Wednesday, December 2, 2015

HR 4127 Introduced – Intelligence Authorization Act

On Monday Rep. Nunes (R,CA) introduced HR 4127, the Intelligence Authorization Act for Fiscal Year 2016. The bill was then considered by the House yesterday and passed by a largely bipartisan vote of 364 to 58 (22 Republicans voted No).

I noted in a blog post yesterday that there were three sections of the public (unclassified) portion of the bill that might be of specific interest to readers of this blog. All three dealt with reports to Congress.
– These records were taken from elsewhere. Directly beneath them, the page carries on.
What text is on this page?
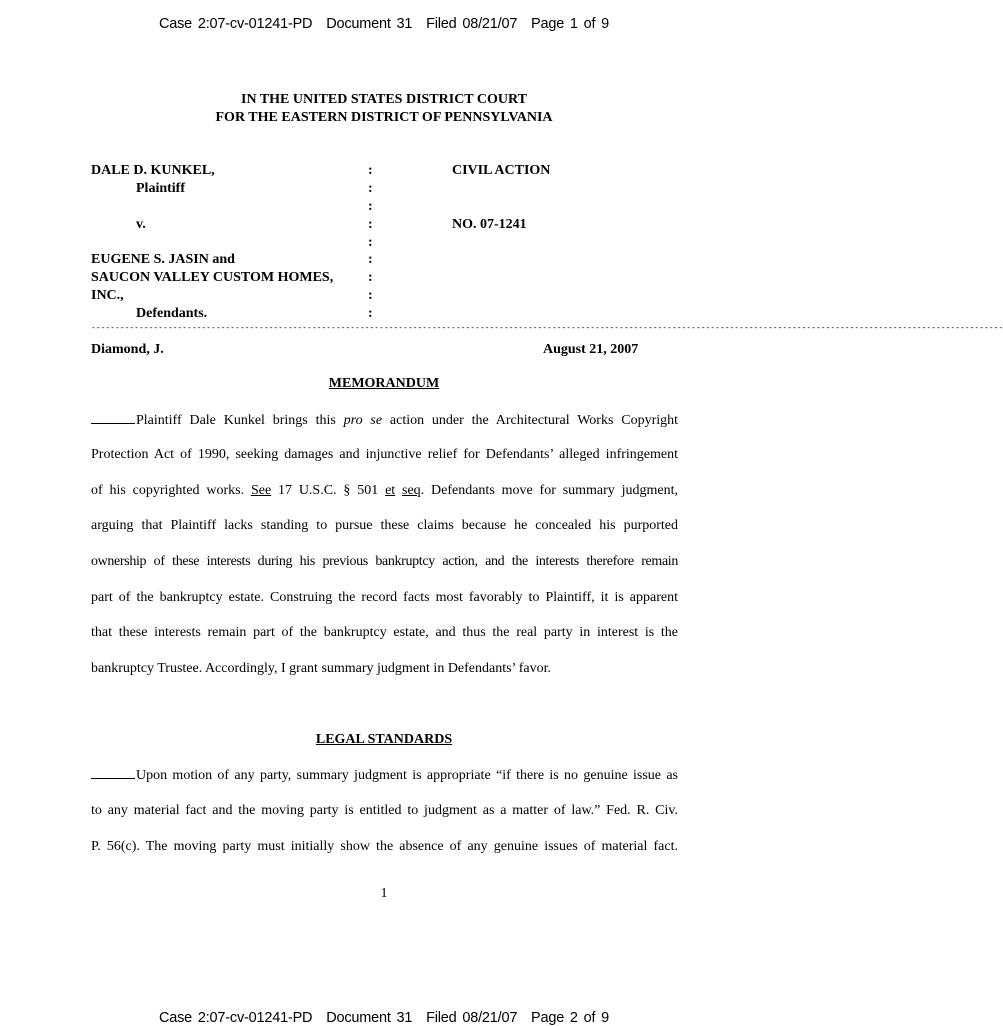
Case 2:07-cv-01241-PD Document 31 Filed 08/21/07 Page 1 of 9
IN THE UNITED STATES DISTRICT COURT
FOR THE EASTERN DISTRICT OF PENNSYLVANIA
DALE D. KUNKEL,
Plaintiff
v.
EUGENE S. JASIN and
SAUCON VALLEY CUSTOM HOMES,
INC.,
Defendants.
:
:
:
:
:
:
:
:
:
CIVIL ACTION
NO. 07-1241
----------------------------------------------------------------------------------------------------------------------------------------------------------------------------------------------
Diamond, J.	August 21, 2007
MEMORANDUM
Plaintiff Dale Kunkel brings this pro se action under the Architectural Works Copyright
Protection Act of 1990, seeking damages and injunctive relief for Defendants’ alleged infringement
of his copyrighted works. See 17 U.S.C. § 501 et seq. Defendants move for summary judgment,
arguing that Plaintiff lacks standing to pursue these claims because he concealed his purported
ownership of these interests during his previous bankruptcy action, and the interests therefore remain
part of the bankruptcy estate. Construing the record facts most favorably to Plaintiff, it is apparent
that these interests remain part of the bankruptcy estate, and thus the real party in interest is the
bankruptcy Trustee. Accordingly, I grant summary judgment in Defendants’ favor.
LEGAL STANDARDS
Upon motion of any party, summary judgment is appropriate “if there is no genuine issue as
to any material fact and the moving party is entitled to judgment as a matter of law.” Fed. R. Civ.
P. 56(c). The moving party must initially show the absence of any genuine issues of material fact.
1
Case 2:07-cv-01241-PD Document 31 Filed 08/21/07 Page 2 of 9
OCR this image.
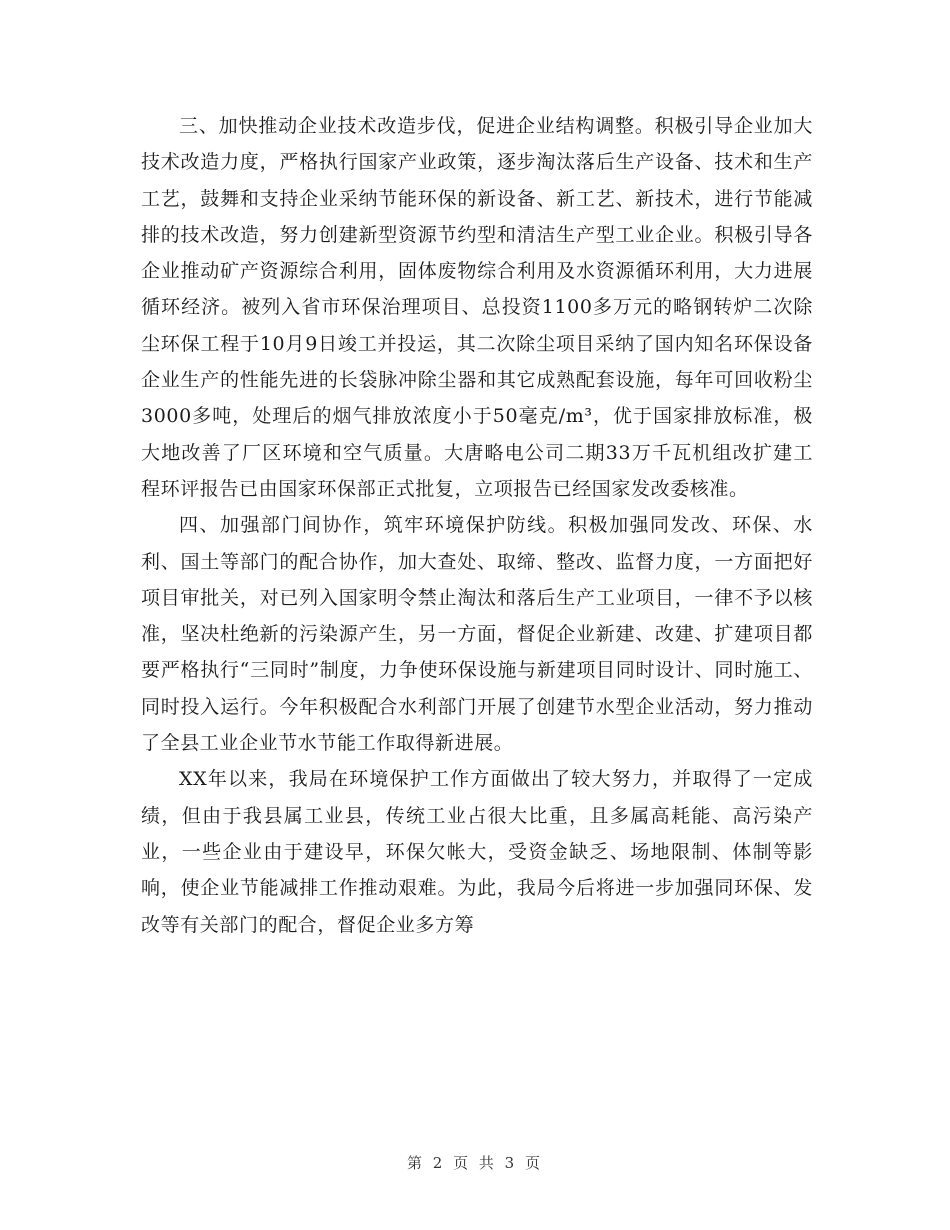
三、加快推动企业技术改造步伐，促进企业结构调整。积极引导企业加大技术改造力度，严格执行国家产业政策，逐步淘汰落后生产设备、技术和生产工艺，鼓舞和支持企业采纳节能环保的新设备、新工艺、新技术，进行节能减排的技术改造，努力创建新型资源节约型和清洁生产型工业企业。积极引导各企业推动矿产资源综合利用，固体废物综合利用及水资源循环利用，大力进展循环经济。被列入省市环保治理项目、总投资1100多万元的略钢转炉二次除尘环保工程于10月9日竣工并投运，其二次除尘项目采纳了国内知名环保设备企业生产的性能先进的长袋脉冲除尘器和其它成熟配套设施，每年可回收粉尘3000多吨，处理后的烟气排放浓度小于50毫克/m³，优于国家排放标准，极大地改善了厂区环境和空气质量。大唐略电公司二期33万千瓦机组改扩建工程环评报告已由国家环保部正式批复，立项报告已经国家发改委核准。

四、加强部门间协作，筑牢环境保护防线。积极加强同发改、环保、水利、国土等部门的配合协作，加大查处、取缔、整改、监督力度，一方面把好项目审批关，对已列入国家明令禁止淘汰和落后生产工业项目，一律不予以核准，坚决杜绝新的污染源产生，另一方面，督促企业新建、改建、扩建项目都要严格执行“三同时”制度，力争使环保设施与新建项目同时设计、同时施工、同时投入运行。今年积极配合水利部门开展了创建节水型企业活动，努力推动了全县工业企业节水节能工作取得新进展。

XX年以来，我局在环境保护工作方面做出了较大努力，并取得了一定成绩，但由于我县属工业县，传统工业占很大比重，且多属高耗能、高污染产业，一些企业由于建设早，环保欠帐大，受资金缺乏、场地限制、体制等影响，使企业节能减排工作推动艰难。为此，我局今后将进一步加强同环保、发改等有关部门的配合，督促企业多方筹

第 2 页 共 3 页
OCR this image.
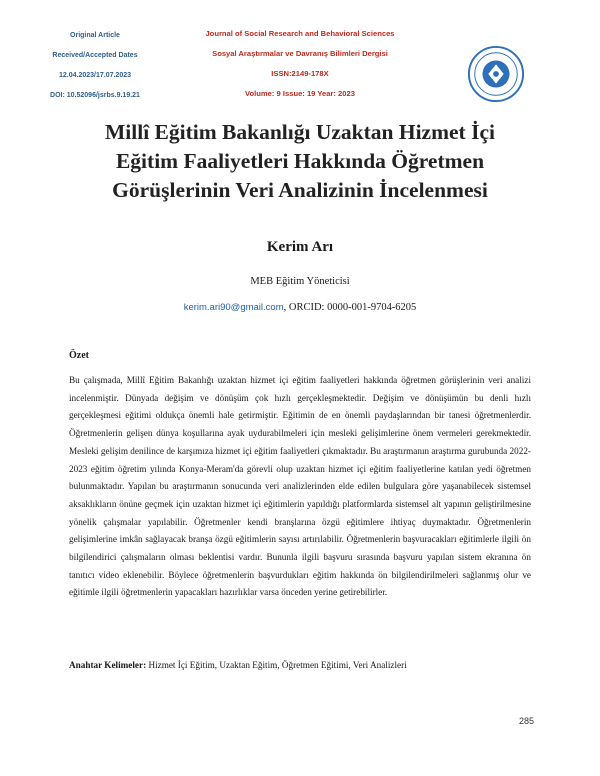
Original Article
Received/Accepted Dates
12.04.2023/17.07.2023
DOI: 10.52096/jsrbs.9.19.21
Journal of Social Research and Behavioral Sciences
Sosyal Araştırmalar ve Davranış Bilimleri Dergisi
ISSN:2149-178X
Volume: 9 Issue: 19 Year: 2023
Millî Eğitim Bakanlığı Uzaktan Hizmet İçi
Eğitim Faaliyetleri Hakkında Öğretmen
Görüşlerinin Veri Analizinin İncelenmesi
Kerim Arı
MEB Eğitim Yöneticisi
kerim.ari90@gmail.com, ORCID: 0000-001-9704-6205
Özet

Bu çalışmada, Millî Eğitim Bakanlığı uzaktan hizmet içi eğitim faaliyetleri hakkında öğretmen görüşlerinin veri analizi incelenmiştir. Dünyada değişim ve dönüşüm çok hızlı gerçekleşmektedir. Değişim ve dönüşümün bu denli hızlı gerçekleşmesi eğitimi oldukça önemli hale getirmiştir. Eğitimin de en önemli paydaşlarından bir tanesi öğretmenlerdir. Öğretmenlerin gelişen dünya koşullarına ayak uydurabilmeleri için mesleki gelişimlerine önem vermeleri gerekmektedir. Mesleki gelişim denilince de karşımıza hizmet içi eğitim faaliyetleri çıkmaktadır. Bu araştırmanın araştırma gurubunda 2022-2023 eğitim öğretim yılında Konya-Meram'da görevli olup uzaktan hizmet içi eğitim faaliyetlerine katılan yedi öğretmen bulunmaktadır. Yapılan bu araştırmanın sonucunda veri analizlerinden elde edilen bulgulara göre yaşanabilecek sistemsel aksaklıkların önüne geçmek için uzaktan hizmet içi eğitimlerin yapıldığı platformlarda sistemsel alt yapının geliştirilmesine yönelik çalışmalar yapılabilir. Öğretmenler kendi branşlarına özgü eğitimlere ihtiyaç duymaktadır. Öğretmenlerin gelişimlerine imkân sağlayacak branşa özgü eğitimlerin sayısı artırılabilir. Öğretmenlerin başvuracakları eğitimlerle ilgili ön bilgilendirici çalışmaların olması beklentisi vardır. Bununla ilgili başvuru sırasında başvuru yapılan sistem ekranına ön tanıtıcı video eklenebilir. Böylece öğretmenlerin başvurdukları eğitim hakkında ön bilgilendirilmeleri sağlanmış olur ve eğitimle ilgili öğretmenlerin yapacakları hazırlıklar varsa önceden yerine getirebilirler.

Anahtar Kelimeler: Hizmet İçi Eğitim, Uzaktan Eğitim, Öğretmen Eğitimi, Veri Analizleri

285
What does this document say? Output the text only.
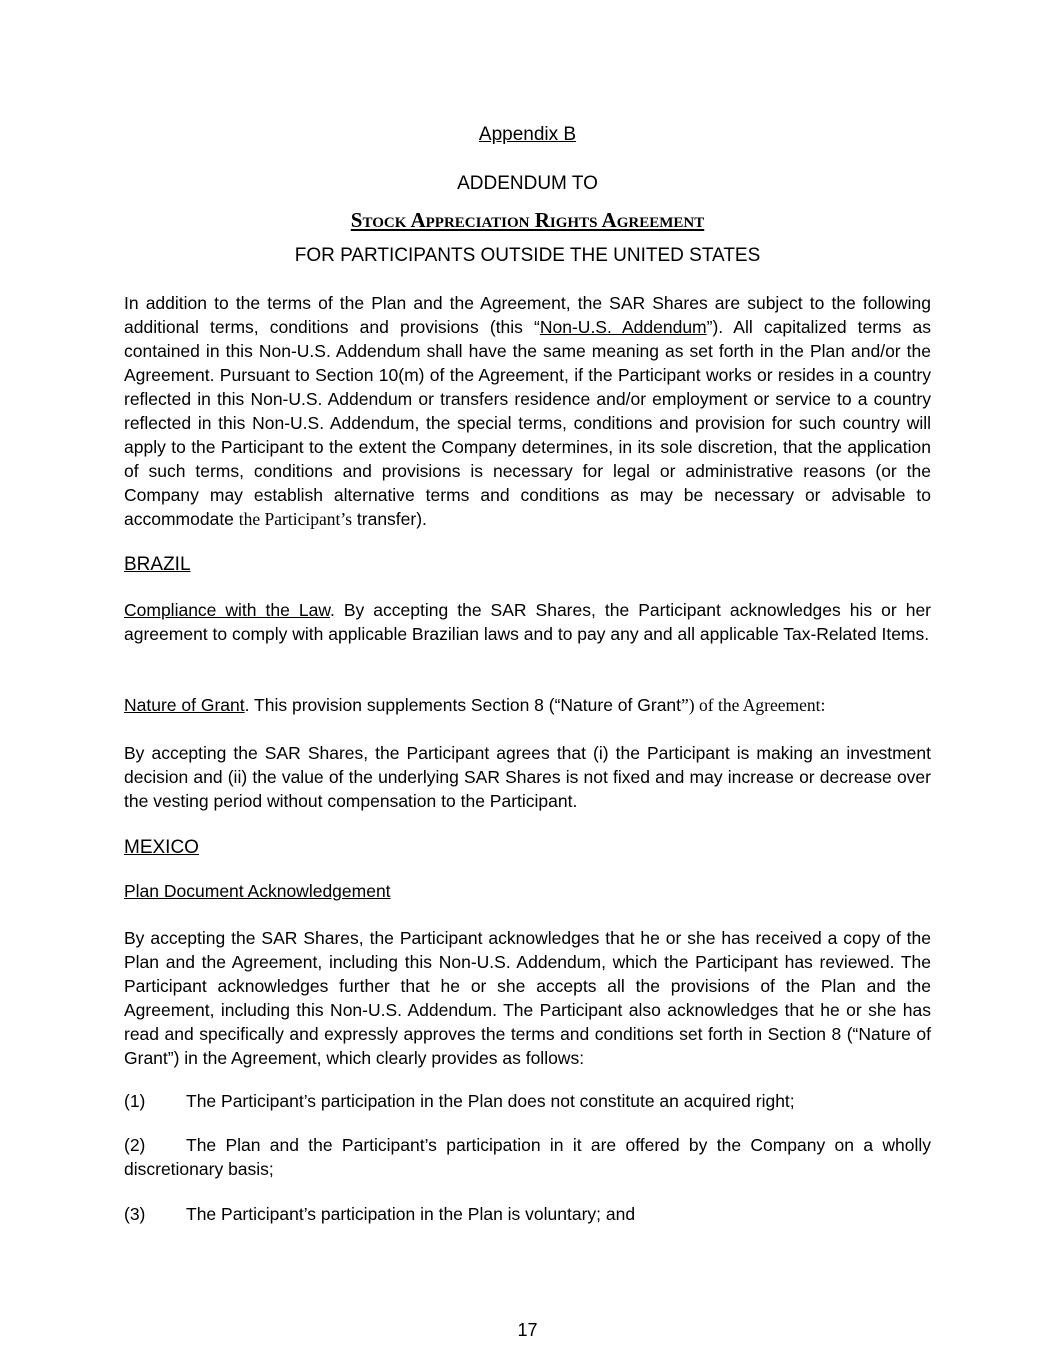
Appendix B
ADDENDUM TO
Stock Appreciation Rights Agreement
FOR PARTICIPANTS OUTSIDE THE UNITED STATES

In addition to the terms of the Plan and the Agreement, the SAR Shares are subject to the following additional terms, conditions and provisions (this “Non-U.S. Addendum”). All capitalized terms as contained in this Non-U.S. Addendum shall have the same meaning as set forth in the Plan and/or the Agreement. Pursuant to Section 10(m) of the Agreement, if the Participant works or resides in a country reflected in this Non-U.S. Addendum or transfers residence and/or employment or service to a country reflected in this Non-U.S. Addendum, the special terms, conditions and provision for such country will apply to the Participant to the extent the Company determines, in its sole discretion, that the application of such terms, conditions and provisions is necessary for legal or administrative reasons (or the Company may establish alternative terms and conditions as may be necessary or advisable to accommodate the Participant’s transfer).

BRAZIL

Compliance with the Law. By accepting the SAR Shares, the Participant acknowledges his or her agreement to comply with applicable Brazilian laws and to pay any and all applicable Tax-Related Items.

Nature of Grant. This provision supplements Section 8 (“Nature of Grant”) of the Agreement:

By accepting the SAR Shares, the Participant agrees that (i) the Participant is making an investment decision and (ii) the value of the underlying SAR Shares is not fixed and may increase or decrease over the vesting period without compensation to the Participant.

MEXICO

Plan Document Acknowledgement

By accepting the SAR Shares, the Participant acknowledges that he or she has received a copy of the Plan and the Agreement, including this Non-U.S. Addendum, which the Participant has reviewed. The Participant acknowledges further that he or she accepts all the provisions of the Plan and the Agreement, including this Non-U.S. Addendum. The Participant also acknowledges that he or she has read and specifically and expressly approves the terms and conditions set forth in Section 8 (“Nature of Grant”) in the Agreement, which clearly provides as follows:

(1) The Participant’s participation in the Plan does not constitute an acquired right;

(2) The Plan and the Participant’s participation in it are offered by the Company on a wholly discretionary basis;

(3) The Participant’s participation in the Plan is voluntary; and

17
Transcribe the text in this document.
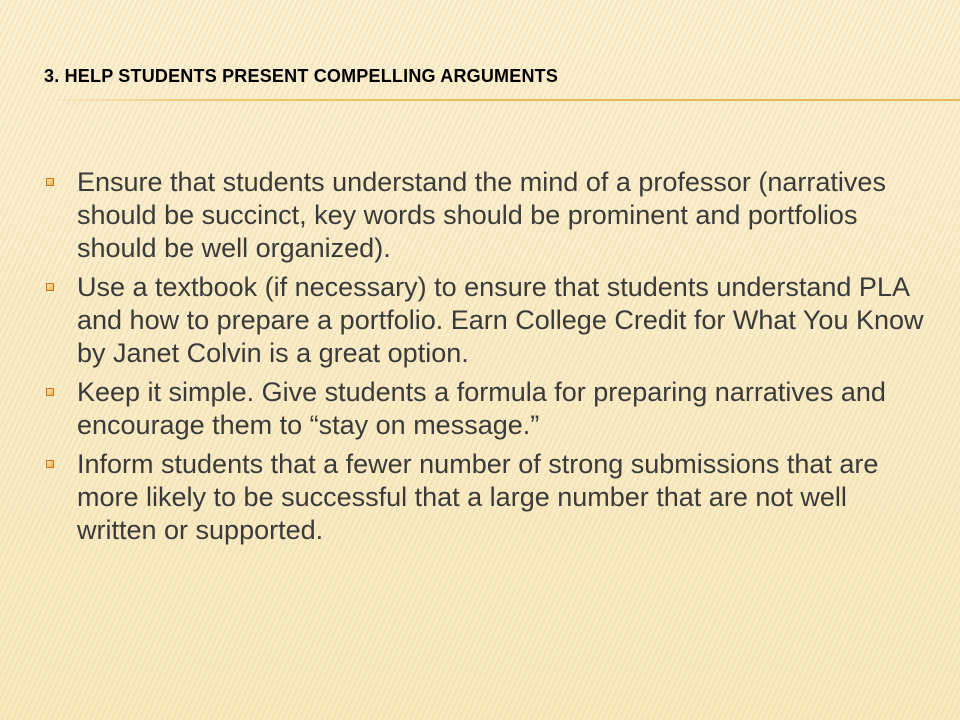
3. HELP STUDENTS PRESENT COMPELLING ARGUMENTS
Ensure that students understand the mind of a professor (narratives should be succinct, key words should be prominent and portfolios should be well organized).
Use a textbook (if necessary) to ensure that students understand PLA and how to prepare a portfolio. Earn College Credit for What You Know by Janet Colvin is a great option.
Keep it simple. Give students a formula for preparing narratives and encourage them to “stay on message.”
Inform students that a fewer number of strong submissions that are more likely to be successful that a large number that are not well written or supported.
After closer review it looks like only one may be of substantial interest; §313 – Cyber attack standards of measurement study.

The bill would require the Director of National Intelligence (DNI), in conjunction with DHS and DOD, to conduct a study to determine standards that “can be used to measure the damage of cyber incidents for the purposes of determining the response to such incidents” {§313(a)(1)}. The only specific requirement for the study is that it includes “a method for quantifying the damage caused to affected computers, systems, and devices” {§313(a)(2)}.

Moving Forward

With the bill having been considered yesterday under the suspension of rules process it is apparent that Chairman Nunes has done a good job of crafting a bill that has raised no substantial opposition.

This bill is a substitute for HR 2596 that was passed on more partisan lines back in June. The Senate version of the intel authorization bill is S 1705 that was reported out of Committee in July by unanimous vote, but has not been taken up by the Senate. If the Senate takes up HR 4127 they could still substitute the language from S 1705 before voting on the bill. Differences then would be settled by a conference committee.

Commentary

I have some minor concerns about the wording of §313. As currently constructed it would appear to limit the report to the consideration of damage to the actual computer systems attacked, not the consequences of the loss or compromise of data involved in IT system breaches or the cyber physical consequences of an attack on an industrial control system. I think that any consideration of a potential response to a cyber-attack would have to take those consequences into account.

The DNI is not prohibited from including those considerations in his report to Congress, but I would have thought that Congress would have wanted those items to be specifically considered. This is especially true when in any significant cyber attack those consequences would certainly be of higher ‘value’ than any specific damage to just the computer systems.


Since §313 is unlikely to be amended at this point, I suppose that we are going to have to rely on the DNI to expand on the limited congressional guidance provided for this report to include more relevant information than that required by Congress. I suspect, however, that there is little incentive for the DNI to do so.